I have a conflicted relationship with the work of Martin Seligman.  On the one had, Learned Optimism was one of the most useful books I ever read.  Learning to reframe things was and remains a very useful skill.  I use it with myself and my kids all the time.   If they say “I can’t do X”, I add “yet”.

Where I differ a bit, though, is that I think sometimes you need to tell the kid: you suck at that, and always will, but I still love you.

No, that’s not quite it either, because that, too, is a sort of framing. 

Here is the thing: in his so far very interesting and useful book “This is How” (I’m about a quarter through it), Augustan Burroughs points out that positive self talk only works for people who are already pretty positive.  Positive psychology describes what makes people happy, but it does not really seem to teach you how to become the sort of person who pursues those things organically, or who can pursue them consciously.

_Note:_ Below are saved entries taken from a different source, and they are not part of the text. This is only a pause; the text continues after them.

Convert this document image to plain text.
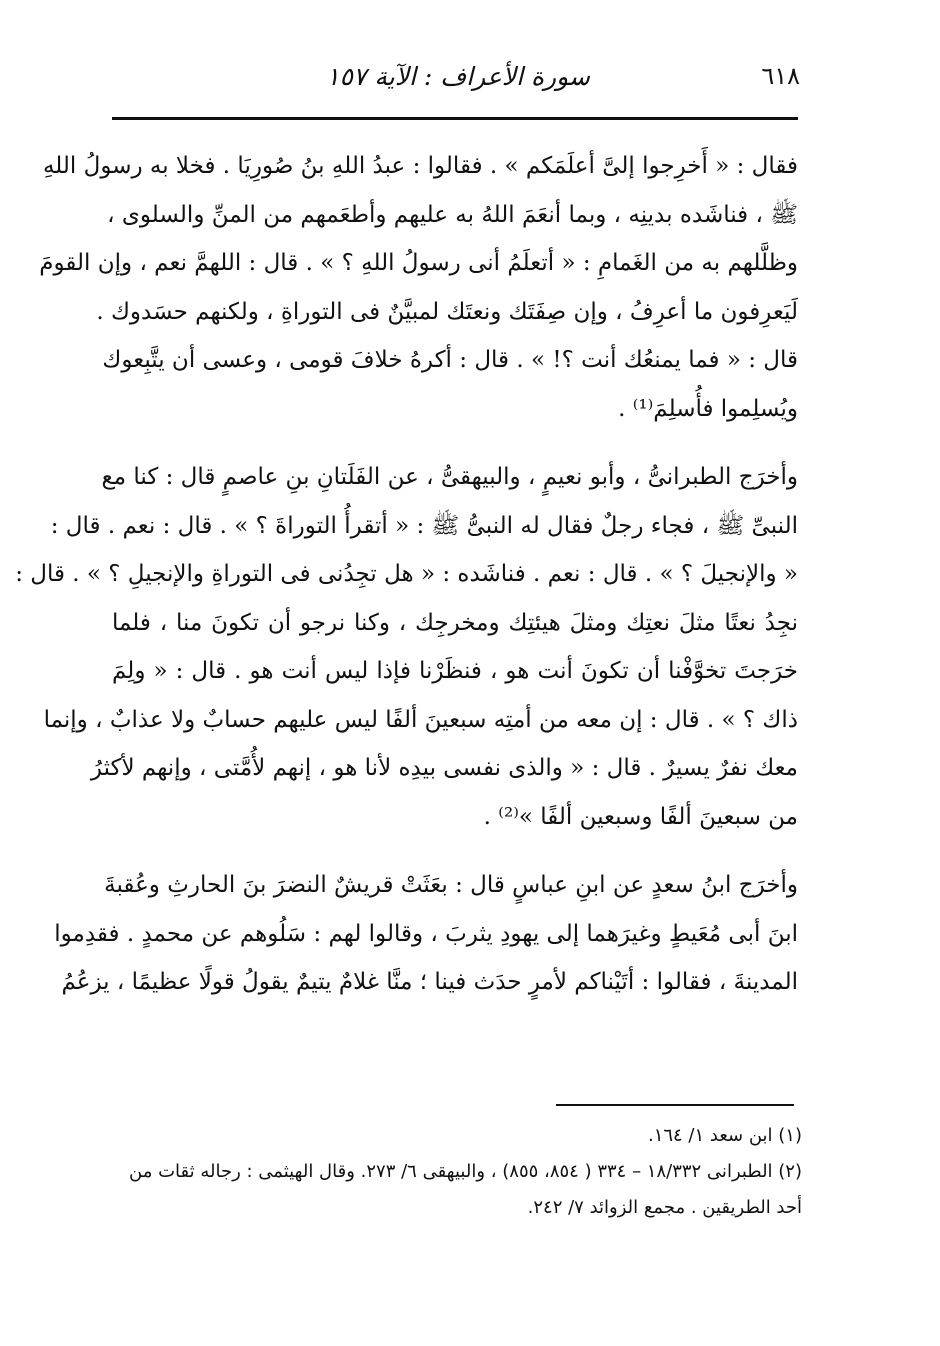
٦١٨
سورة الأعراف : الآية ١٥٧

فقال : « أَخرِجوا إلىَّ أعلَمَكم » . فقالوا : عبدُ اللهِ بنُ صُورِيَا . فخلا به رسولُ اللهِ
ﷺ ، فناشَده بدينِه ، وبما أنعَمَ اللهُ به عليهم وأطعَمهم من المنِّ والسلوى ،
وظلَّلهم به من الغَمامِ : « أتعلَمُ أنى رسولُ اللهِ ؟ » . قال : اللهمَّ نعم ، وإن القومَ
لَيَعرِفون ما أعرِفُ ، وإن صِفَتَك ونعتَك لمبيَّنٌ فى التوراةِ ، ولكنهم حسَدوك .
قال : « فما يمنعُك أنت ؟! » . قال : أكرهُ خلافَ قومى ، وعسى أن يتَّبِعوك
ويُسلِموا فأُسلِمَ⁽¹⁾ .

وأخرَج الطبرانىُّ ، وأبو نعيمٍ ، والبيهقىُّ ، عن الفَلَتانِ بنِ عاصمٍ قال : كنا مع
النبىِّ ﷺ ، فجاء رجلٌ فقال له النبىُّ ﷺ : « أتقرأُ التوراةَ ؟ » . قال : نعم . قال :
« والإنجيلَ ؟ » . قال : نعم . فناشَده : « هل تجِدُنى فى التوراةِ والإنجيلِ ؟ » . قال :
نجِدُ نعتًا مثلَ نعتِك ومثلَ هيئتِك ومخرجِك ، وكنا نرجو أن تكونَ منا ، فلما
خرَجتَ تخوَّفْنا أن تكونَ أنت هو ، فنظَرْنا فإذا ليس أنت هو . قال : « ولِمَ
ذاك ؟ » . قال : إن معه من أمتِه سبعينَ ألفًا ليس عليهم حسابٌ ولا عذابٌ ، وإنما
معك نفرٌ يسيرٌ . قال : « والذى نفسى بيدِه لأنا هو ، إنهم لأُمَّتى ، وإنهم لأكثرُ
من سبعينَ ألفًا وسبعين ألفًا »⁽²⁾ .

وأخرَج ابنُ سعدٍ عن ابنِ عباسٍ قال : بعَثَتْ قريشٌ النضرَ بنَ الحارثِ وعُقبةَ
ابنَ أبى مُعَيطٍ وغيرَهما إلى يهودِ يثربَ ، وقالوا لهم : سَلُوهم عن محمدٍ . فقدِموا
المدينةَ ، فقالوا : أتَيْناكم لأمرٍ حدَث فينا ؛ منَّا غلامٌ يتيمٌ يقولُ قولًا عظيمًا ، يزعُمُ

(١) ابن سعد ١/ ١٦٤.
(٢) الطبرانى ١٨/٣٣٢ – ٣٣٤ ( ٨٥٤، ٨٥٥) ، والبيهقى ٦/ ٢٧٣. وقال الهيثمى : رجاله ثقات من
أحد الطريقين . مجمع الزوائد ٧/ ٢٤٢.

In my own evolving view of the therapeutic process–and I know my ideas have likely seemed a bit crazy, since they seem that way to me too, although I am fully 100% committed to seeing them through, since that’s the only way it works–virtually all emotional growth depends on developing the capacity for emotional motion, and for anyone with even a moderate degree of trauma, that is not a given.  It cannot be used as a starting point.  The trauma, or lack of emotional skill, has to be the starting point.

Being rational, in important respects, is an extremely advanced skill that only follows the ability to fully feel, understand, and process emotion.  Suppressed emotion, to borrow a great line from Edward de Bono, speaking of arrogance, is a “Mistake in the future.”

I had more to say, but find I have no more to say.